Makijaż: Malinowa czerwień na ustach + Pazur dnia

Witajcie :o)

Znów postawiłam na usta. Oczywiście mocna czerwień, ale w odcieniu malinowym. 

Ale zanim dojdziemy do ust najpierw oczy. Bardzo proste, w wersji nude i mocno rozświetlone. Załamanie powieki wykonturowałam matowym brązem (paletka Sleek Au Naturel, cień Bark). Całą górną i dolną powiekę rozświetliłam perłowym beżem (paletka Sleek Au Naturel, cień Taupe). Dodatkowo wewnętrzne kącik oraz linię wodną rozświetliłam kredką w kolorze szampana (Avon SuperShock Gel Eyeliner Golden Fawn).

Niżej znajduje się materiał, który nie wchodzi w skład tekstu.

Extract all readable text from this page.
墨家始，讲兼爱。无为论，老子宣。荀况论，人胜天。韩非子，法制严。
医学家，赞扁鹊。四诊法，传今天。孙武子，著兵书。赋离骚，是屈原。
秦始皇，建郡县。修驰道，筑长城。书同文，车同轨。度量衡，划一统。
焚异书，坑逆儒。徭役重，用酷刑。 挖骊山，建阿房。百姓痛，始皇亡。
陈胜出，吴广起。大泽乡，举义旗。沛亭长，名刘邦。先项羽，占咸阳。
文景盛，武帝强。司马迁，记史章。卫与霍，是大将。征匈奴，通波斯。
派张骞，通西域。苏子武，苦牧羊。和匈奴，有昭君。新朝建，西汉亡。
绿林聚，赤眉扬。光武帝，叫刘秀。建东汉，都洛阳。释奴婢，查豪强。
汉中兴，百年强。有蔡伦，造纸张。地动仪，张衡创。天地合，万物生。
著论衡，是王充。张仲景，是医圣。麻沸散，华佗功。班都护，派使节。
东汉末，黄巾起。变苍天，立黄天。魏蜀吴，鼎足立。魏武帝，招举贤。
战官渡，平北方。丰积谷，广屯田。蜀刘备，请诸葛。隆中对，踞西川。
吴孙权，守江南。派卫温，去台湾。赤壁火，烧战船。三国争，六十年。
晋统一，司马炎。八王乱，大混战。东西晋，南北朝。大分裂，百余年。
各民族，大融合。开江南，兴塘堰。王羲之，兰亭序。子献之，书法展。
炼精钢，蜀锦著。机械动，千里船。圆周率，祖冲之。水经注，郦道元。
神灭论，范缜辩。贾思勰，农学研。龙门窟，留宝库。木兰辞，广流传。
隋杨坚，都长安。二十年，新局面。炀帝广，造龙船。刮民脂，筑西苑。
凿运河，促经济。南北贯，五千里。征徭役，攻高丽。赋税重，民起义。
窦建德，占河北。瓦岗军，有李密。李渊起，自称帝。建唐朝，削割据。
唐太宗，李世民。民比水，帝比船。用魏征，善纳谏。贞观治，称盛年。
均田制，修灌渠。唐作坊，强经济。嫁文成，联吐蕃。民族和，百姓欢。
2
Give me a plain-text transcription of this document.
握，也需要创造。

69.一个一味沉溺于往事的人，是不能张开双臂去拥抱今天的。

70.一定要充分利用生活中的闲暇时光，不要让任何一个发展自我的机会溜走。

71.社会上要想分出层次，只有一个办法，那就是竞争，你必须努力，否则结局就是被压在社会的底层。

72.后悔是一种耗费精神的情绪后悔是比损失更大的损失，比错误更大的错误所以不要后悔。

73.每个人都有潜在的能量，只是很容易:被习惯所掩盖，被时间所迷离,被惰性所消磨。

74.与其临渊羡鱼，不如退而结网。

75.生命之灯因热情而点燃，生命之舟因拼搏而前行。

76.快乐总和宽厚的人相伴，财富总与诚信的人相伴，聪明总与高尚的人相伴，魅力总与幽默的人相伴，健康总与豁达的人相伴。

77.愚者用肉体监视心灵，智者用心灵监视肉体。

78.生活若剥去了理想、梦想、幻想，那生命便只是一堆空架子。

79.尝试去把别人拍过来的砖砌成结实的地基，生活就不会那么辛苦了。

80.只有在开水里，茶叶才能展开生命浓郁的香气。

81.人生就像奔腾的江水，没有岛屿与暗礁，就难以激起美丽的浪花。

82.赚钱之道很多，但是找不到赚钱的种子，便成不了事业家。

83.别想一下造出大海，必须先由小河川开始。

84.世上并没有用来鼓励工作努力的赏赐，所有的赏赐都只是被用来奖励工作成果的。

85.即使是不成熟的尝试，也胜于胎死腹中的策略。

Główną gwiazdą całego makijażu są czerwone usta w malinowym odcieniu w wersji matowej: Rimmel Lasting Finish by Kate Lipstick nr 22.

Żeby dodać całości twarzy takiego look’u glamour, twarz wykonturowałam bronzerem (W 7 Honolulu Bronzer), a na szczyty kości policzkowych, na grzbiet nosa oraz na łuk kupidyna nałożyłam rozświetlacz (Skin79 Pearl Luminous BB Cream).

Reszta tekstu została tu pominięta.